Monthly Archives: February 2016

People who weigh their food are freaks

People who weigh their food every day are freaks. Right or wrong?

Right. They’re control freaks. And being a control freak is a good thing when in the past you have allowed yourself to be totally, uninhibitedly out of control. I have been a control freak for the past eight months, and I like it. I like the pleasure of knowing how much I need to eat to keep my delightful svelte figure. I like knowing how much is enough and how much is too much. I even quite like the ritual of it, most of the time.

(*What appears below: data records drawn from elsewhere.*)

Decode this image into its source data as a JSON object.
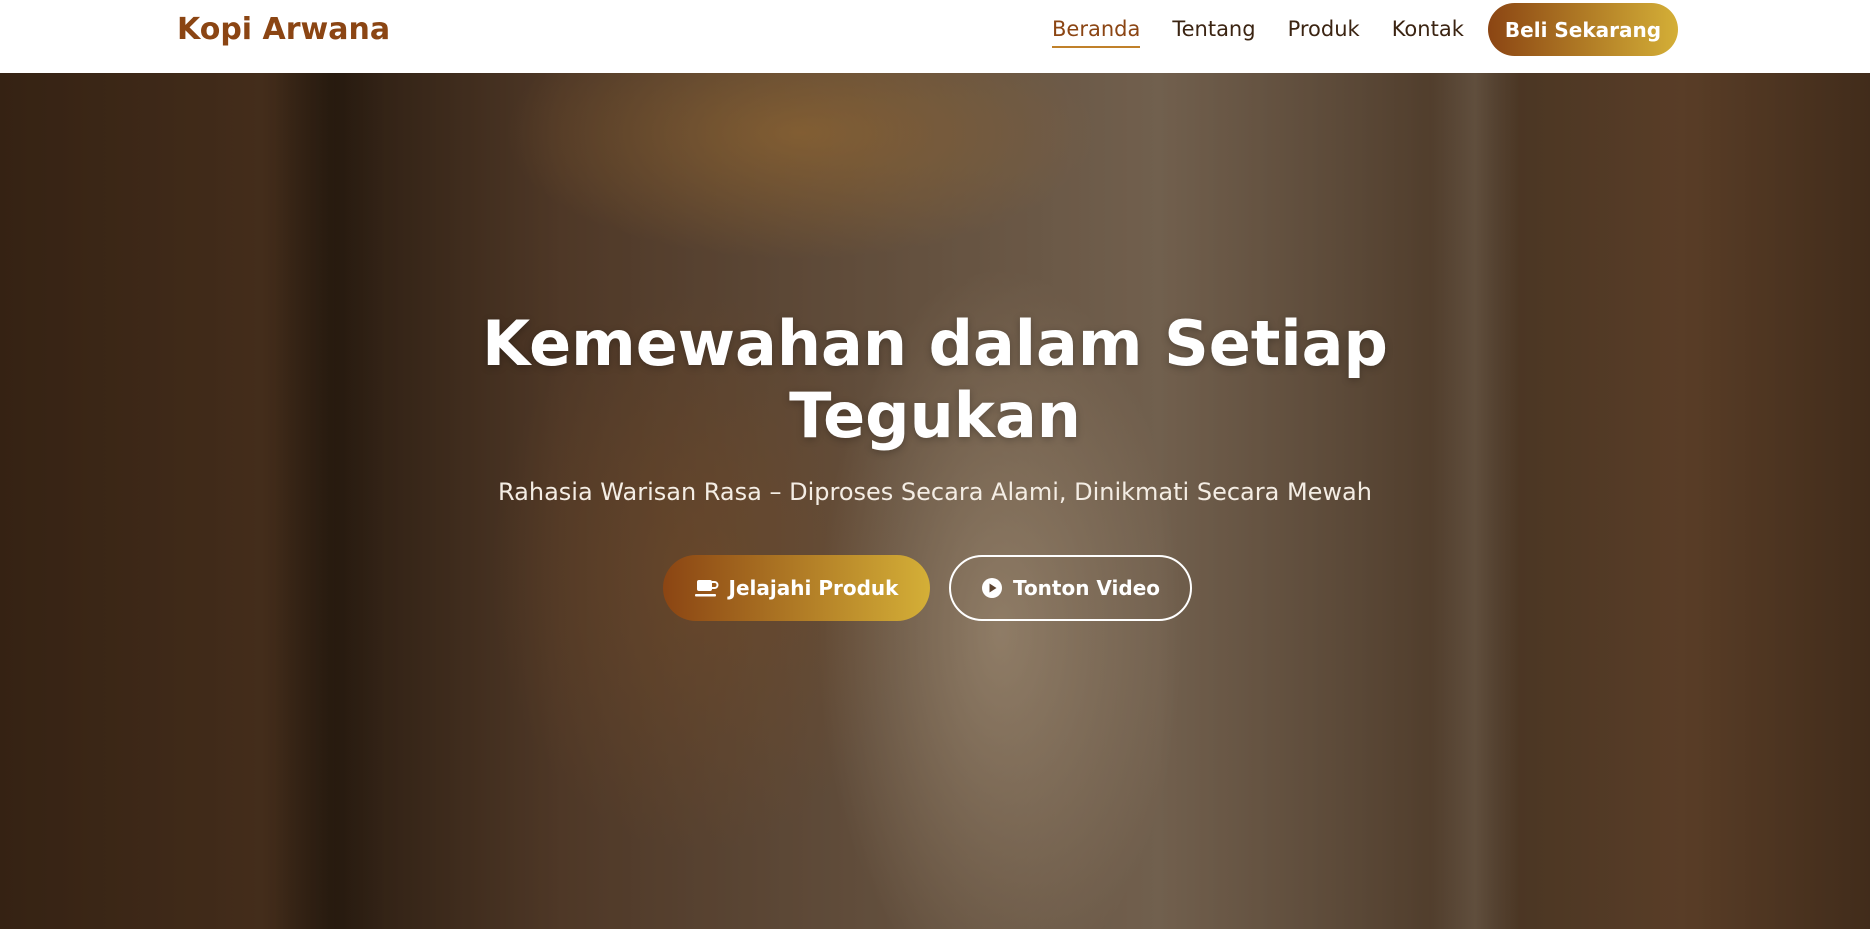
{
  "navbar": {
    "brand": "Kopi Arwana",
    "links": [
      {
        "label": "Beranda",
        "active": true
      },
      {
        "label": "Tentang",
        "active": false
      },
      {
        "label": "Produk",
        "active": false
      },
      {
        "label": "Kontak",
        "active": false
      }
    ],
    "cta_label": "Beli Sekarang"
  },
  "hero": {
    "title_line1": "Kemewahan dalam Setiap",
    "title_line2": "Tegukan",
    "subtitle": "Rahasia Warisan Rasa – Diproses Secara Alami, Dinikmati Secara Mewah",
    "primary_button": {
      "label": "Jelajahi Produk",
      "icon": "coffee-cup-icon"
    },
    "secondary_button": {
      "label": "Tonton Video",
      "icon": "play-circle-icon"
    }
  },
  "colors": {
    "brand": "#8b4513",
    "accent": "#d4af37",
    "nav_text": "#3b2412"
  }
}
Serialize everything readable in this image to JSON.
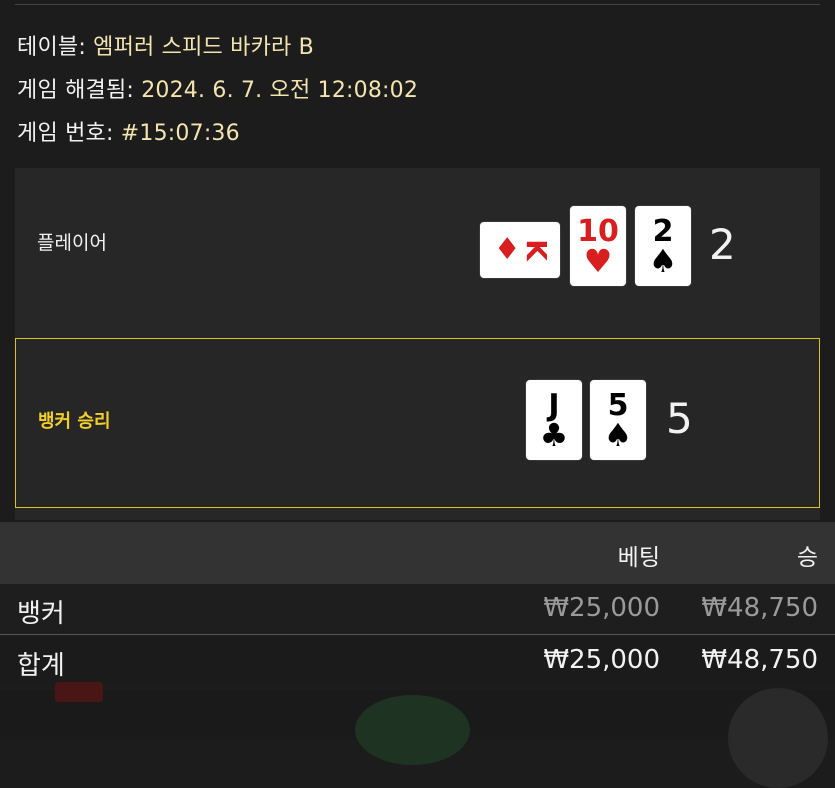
{
  "info": {
    "table_label": "테이블:",
    "table_value": "엠퍼러 스피드 바카라 B",
    "resolved_label": "게임 해결됨:",
    "resolved_value": "2024. 6. 7. 오전 12:08:02",
    "number_label": "게임 번호:",
    "number_value": "#15:07:36"
  },
  "player": {
    "label": "플레이어",
    "score": "2",
    "cards": [
      {
        "rank": "K",
        "suit": "♦",
        "color": "#d81e1e"
      },
      {
        "rank": "10",
        "suit": "♥",
        "color": "#d81e1e"
      },
      {
        "rank": "2",
        "suit": "♠",
        "color": "#000000"
      }
    ]
  },
  "banker": {
    "label": "뱅커 승리",
    "score": "5",
    "cards": [
      {
        "rank": "J",
        "suit": "♣",
        "color": "#000000"
      },
      {
        "rank": "5",
        "suit": "♠",
        "color": "#000000"
      }
    ]
  },
  "table": {
    "header_bet": "베팅",
    "header_win": "승",
    "rows": [
      {
        "name": "뱅커",
        "bet": "₩25,000",
        "win": "₩48,750"
      }
    ],
    "total": {
      "name": "합계",
      "bet": "₩25,000",
      "win": "₩48,750"
    }
  },
  "colors": {
    "accent": "#e0c21d",
    "value_text": "#f3e4b0",
    "red_suit": "#d81e1e"
  }
}
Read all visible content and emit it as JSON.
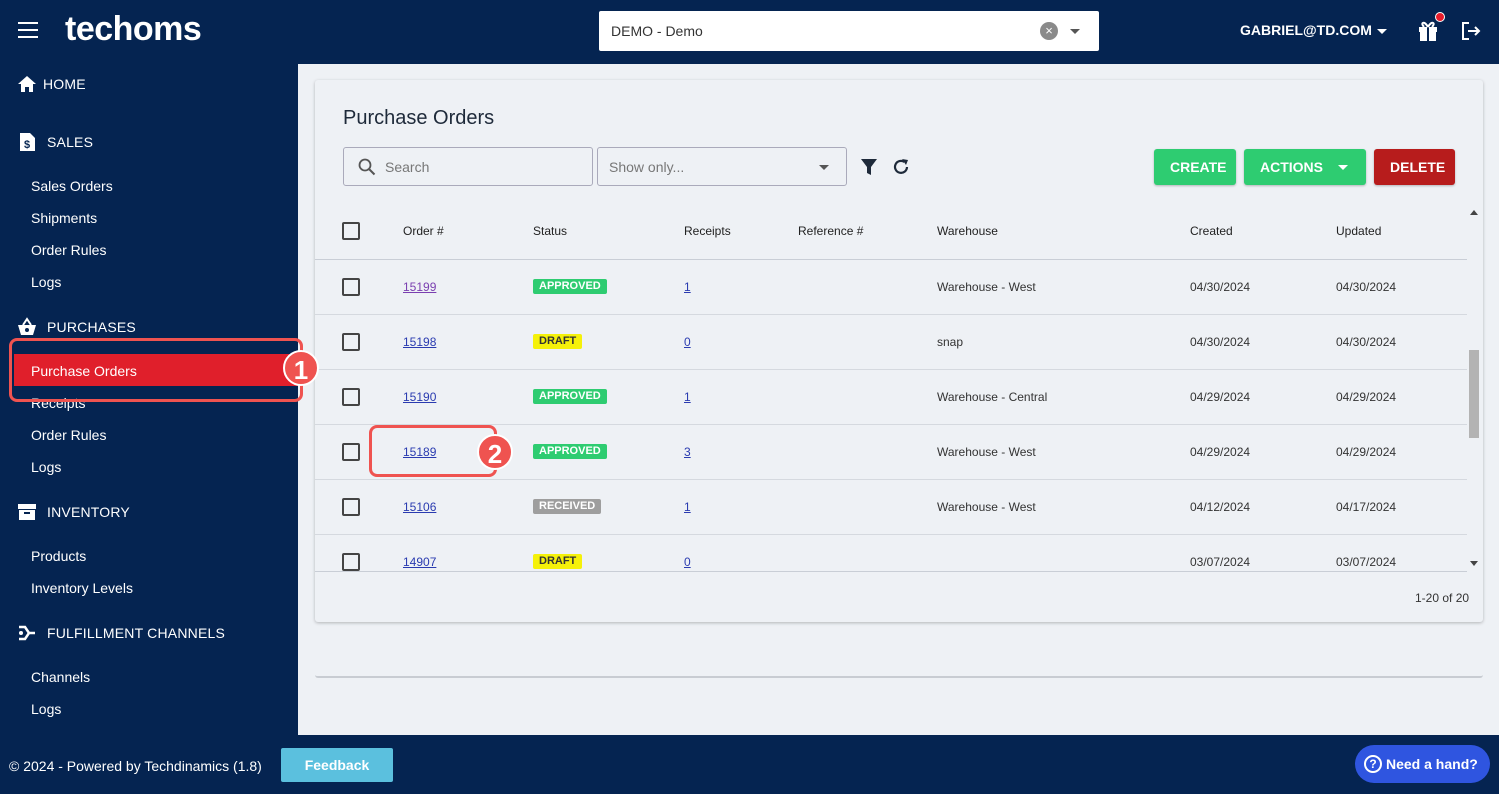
{
  "header": {
    "logo": "techoms",
    "company_select_value": "DEMO - Demo",
    "user": "GABRIEL@TD.COM"
  },
  "sidebar": {
    "sections": [
      {
        "label": "HOME",
        "icon": "home-icon"
      },
      {
        "label": "SALES",
        "icon": "dollar-file-icon",
        "items": [
          "Sales Orders",
          "Shipments",
          "Order Rules",
          "Logs"
        ]
      },
      {
        "label": "PURCHASES",
        "icon": "basket-icon",
        "items": [
          "Purchase Orders",
          "Receipts",
          "Order Rules",
          "Logs"
        ]
      },
      {
        "label": "INVENTORY",
        "icon": "archive-icon",
        "items": [
          "Products",
          "Inventory Levels"
        ]
      },
      {
        "label": "FULFILLMENT CHANNELS",
        "icon": "channels-icon",
        "items": [
          "Channels",
          "Logs"
        ]
      }
    ],
    "active_item": "Purchase Orders"
  },
  "main": {
    "title": "Purchase Orders",
    "search_placeholder": "Search",
    "show_only_placeholder": "Show only...",
    "buttons": {
      "create": "CREATE",
      "actions": "ACTIONS",
      "delete": "DELETE"
    },
    "columns": [
      "Order #",
      "Status",
      "Receipts",
      "Reference #",
      "Warehouse",
      "Created",
      "Updated"
    ],
    "rows": [
      {
        "order": "15199",
        "status": "APPROVED",
        "receipts": "1",
        "reference": "",
        "warehouse": "Warehouse - West",
        "created": "04/30/2024",
        "updated": "04/30/2024"
      },
      {
        "order": "15198",
        "status": "DRAFT",
        "receipts": "0",
        "reference": "",
        "warehouse": "snap",
        "created": "04/30/2024",
        "updated": "04/30/2024"
      },
      {
        "order": "15190",
        "status": "APPROVED",
        "receipts": "1",
        "reference": "",
        "warehouse": "Warehouse - Central",
        "created": "04/29/2024",
        "updated": "04/29/2024"
      },
      {
        "order": "15189",
        "status": "APPROVED",
        "receipts": "3",
        "reference": "",
        "warehouse": "Warehouse - West",
        "created": "04/29/2024",
        "updated": "04/29/2024"
      },
      {
        "order": "15106",
        "status": "RECEIVED",
        "receipts": "1",
        "reference": "",
        "warehouse": "Warehouse - West",
        "created": "04/12/2024",
        "updated": "04/17/2024"
      },
      {
        "order": "14907",
        "status": "DRAFT",
        "receipts": "0",
        "reference": "",
        "warehouse": "",
        "created": "03/07/2024",
        "updated": "03/07/2024"
      }
    ],
    "pagination": "1-20 of 20"
  },
  "annotations": {
    "step1": "1",
    "step2": "2"
  },
  "footer": {
    "copyright": "© 2024 - Powered by Techdinamics (1.8)",
    "feedback": "Feedback",
    "help": "Need a hand?"
  },
  "colors": {
    "navy": "#052451",
    "active": "#e01f2b",
    "green": "#2ecc71",
    "delete_red": "#b71c1c",
    "annotation": "#ef5350"
  }
}
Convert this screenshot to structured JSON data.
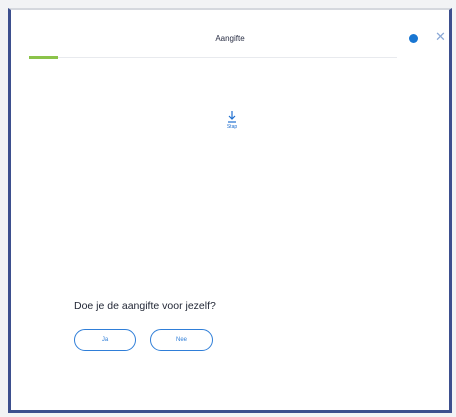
{
  "window": {
    "title": "Aangifte"
  },
  "progress": {
    "fraction": 0.08
  },
  "step": {
    "icon": "step-marker-icon",
    "label": "Stap"
  },
  "form": {
    "question": "Doe je de aangifte voor jezelf?",
    "yes_label": "Ja",
    "no_label": "Nee"
  },
  "colors": {
    "accent": "#2f7ed8",
    "progress": "#8bc34a",
    "help_dot": "#1976d2",
    "frame": "#3d4f8e"
  },
  "icons": {
    "help": "help-dot-icon",
    "close": "close-icon"
  }
}
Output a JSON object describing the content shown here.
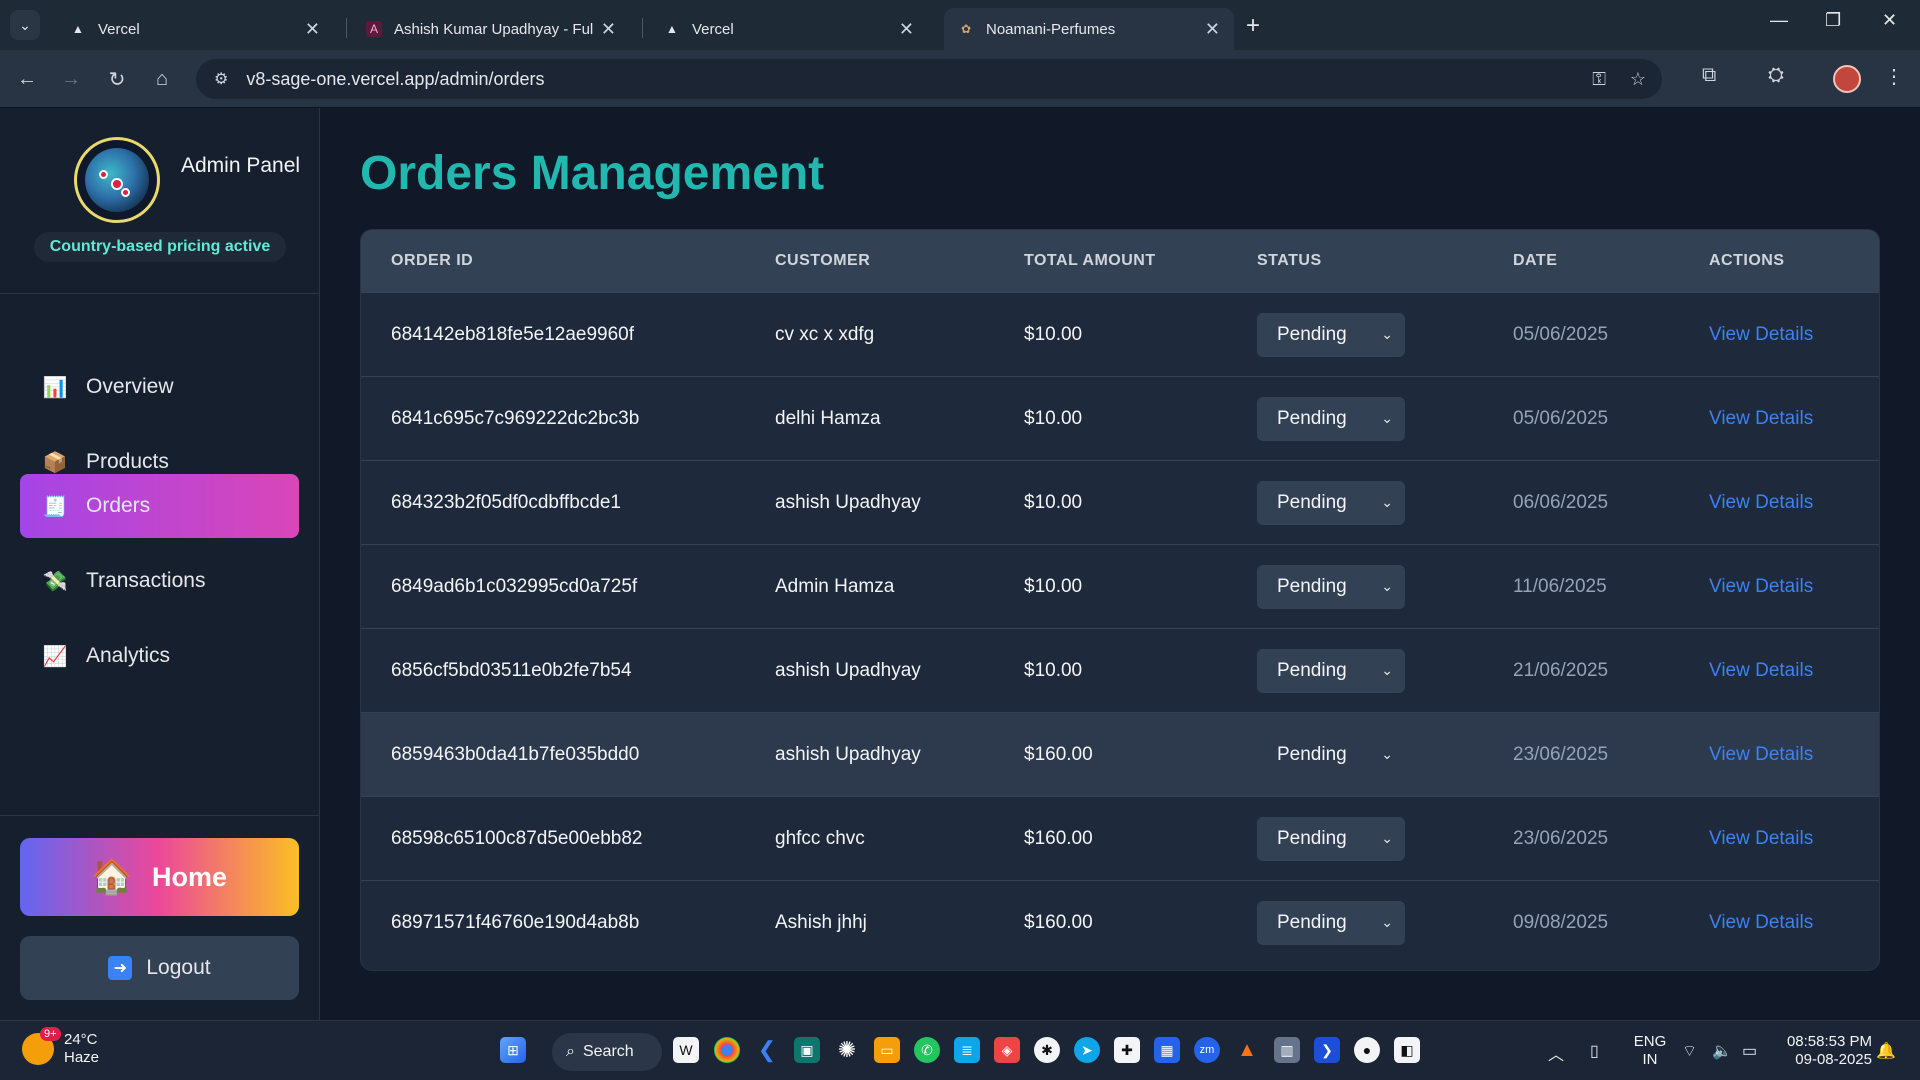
{
  "browser": {
    "tabs": [
      {
        "title": "Vercel",
        "favicon": "vercel-icon",
        "active": false
      },
      {
        "title": "Ashish Kumar Upadhyay - Full S",
        "favicon": "portfolio-icon",
        "active": false
      },
      {
        "title": "Vercel",
        "favicon": "vercel-icon",
        "active": false
      },
      {
        "title": "Noamani-Perfumes",
        "favicon": "perfume-icon",
        "active": true
      }
    ],
    "url": "v8-sage-one.vercel.app/admin/orders"
  },
  "sidebar": {
    "panel_title": "Admin Panel",
    "pricing_badge": "Country-based pricing active",
    "items": [
      {
        "label": "Overview",
        "icon": "bar-chart-icon",
        "active": false
      },
      {
        "label": "Products",
        "icon": "package-icon",
        "active": false
      },
      {
        "label": "Orders",
        "icon": "receipt-icon",
        "active": true
      },
      {
        "label": "Transactions",
        "icon": "money-icon",
        "active": false
      },
      {
        "label": "Analytics",
        "icon": "chart-icon",
        "active": false
      }
    ],
    "home_label": "Home",
    "logout_label": "Logout"
  },
  "main": {
    "title": "Orders Management",
    "table": {
      "headers": [
        "ORDER ID",
        "CUSTOMER",
        "TOTAL AMOUNT",
        "STATUS",
        "DATE",
        "ACTIONS"
      ],
      "rows": [
        {
          "order_id": "684142eb818fe5e12ae9960f",
          "customer": "cv xc x xdfg",
          "amount": "$10.00",
          "status": "Pending",
          "date": "05/06/2025",
          "action": "View Details"
        },
        {
          "order_id": "6841c695c7c969222dc2bc3b",
          "customer": "delhi Hamza",
          "amount": "$10.00",
          "status": "Pending",
          "date": "05/06/2025",
          "action": "View Details"
        },
        {
          "order_id": "684323b2f05df0cdbffbcde1",
          "customer": "ashish Upadhyay",
          "amount": "$10.00",
          "status": "Pending",
          "date": "06/06/2025",
          "action": "View Details"
        },
        {
          "order_id": "6849ad6b1c032995cd0a725f",
          "customer": "Admin Hamza",
          "amount": "$10.00",
          "status": "Pending",
          "date": "11/06/2025",
          "action": "View Details"
        },
        {
          "order_id": "6856cf5bd03511e0b2fe7b54",
          "customer": "ashish Upadhyay",
          "amount": "$10.00",
          "status": "Pending",
          "date": "21/06/2025",
          "action": "View Details"
        },
        {
          "order_id": "6859463b0da41b7fe035bdd0",
          "customer": "ashish Upadhyay",
          "amount": "$160.00",
          "status": "Pending",
          "date": "23/06/2025",
          "action": "View Details"
        },
        {
          "order_id": "68598c65100c87d5e00ebb82",
          "customer": "ghfcc chvc",
          "amount": "$160.00",
          "status": "Pending",
          "date": "23/06/2025",
          "action": "View Details"
        },
        {
          "order_id": "68971571f46760e190d4ab8b",
          "customer": "Ashish jhhj",
          "amount": "$160.00",
          "status": "Pending",
          "date": "09/08/2025",
          "action": "View Details"
        }
      ]
    }
  },
  "taskbar": {
    "weather_temp": "24°C",
    "weather_desc": "Haze",
    "weather_badge": "9+",
    "search_label": "Search",
    "lang_top": "ENG",
    "lang_bottom": "IN",
    "time": "08:58:53 PM",
    "date": "09-08-2025"
  },
  "colors": {
    "accent_teal": "#22b8b0",
    "active_nav": "#a445e6",
    "link_blue": "#3b82f6"
  }
}
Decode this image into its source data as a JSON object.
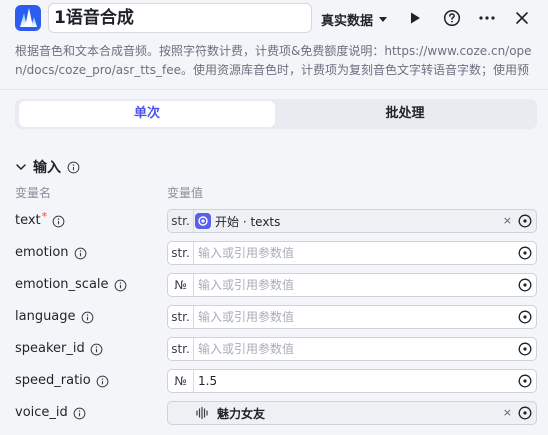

We are creatures for whom data is important. We measure other things and don’t think anything of it. We know that putting too much oil in our car’s reservoir is not good for it and that too little can be catastrophic. We know with a racehorse we need to give it some exact dietary requirements for it to do its best on the course. But our bodies, the one thing that each of us takes with us from birth to death, are somehow different? I don’t think so.

If the difference between weighing a healthy amount and being too heavy is simply a case of keeping track of the amount I eat and the kind of foods I eat on a day-to-day basis, then I’m going to weigh in on the side of weights and measures. It’s not that hard, and it keeps my eyes on the prize.

 

The lesson that elastic can teach us

When you’re on a diet,  you’re living life in a somewhat stressed state. It’s not just that your body is having to adapt to a lower calorie intake and compensate by using up fat stores. Your whole self is affected. Preparing special meals or measuring your food or choosing not to eat certain things you usually eat without thinking puts you under some degree of pressure. It’s like being a piece of elastic that is always in a somewhat stretched state.

While ever it is a pressure applied evenly, you feel you could go on forever in that mode. But should the pressure increase or decrease too quickly and too greatly, that’s when things are liable to snap. It’s like building up a head of steam. You can operate that way for a certain amount of time and then something has to give.

Unless we want to be on a diet forever, we need to be able to control this step between being on a diet and getting on with ordinary life. And the way to do it is to gently ease the elastic back instead of letting it snap back to its original shape. It’s not only the elastic that reverts to its original shape, unfortunately!

The thing is, we all need a little stress, a little discipline in our lives. So perhaps ‘letting go’ is not the most successful way to end the diet. Perhaps the secret is knowing how far to relax the elastic … so far and no further, otherwise you have to start way back at the beginning again.

Diets that teach you maintenance mode and which really concentrate on it are doing us all a great service. Let the elastic go a little, but keep control of it.

I think we need to get out of the mindset that we ‘go on a diet’ and then when it’s finished we can stop thinking about our intake of food. If we want our big reward of a slimmer body and a healthier attitude to food to stick around, we need to keep up the work that got us there.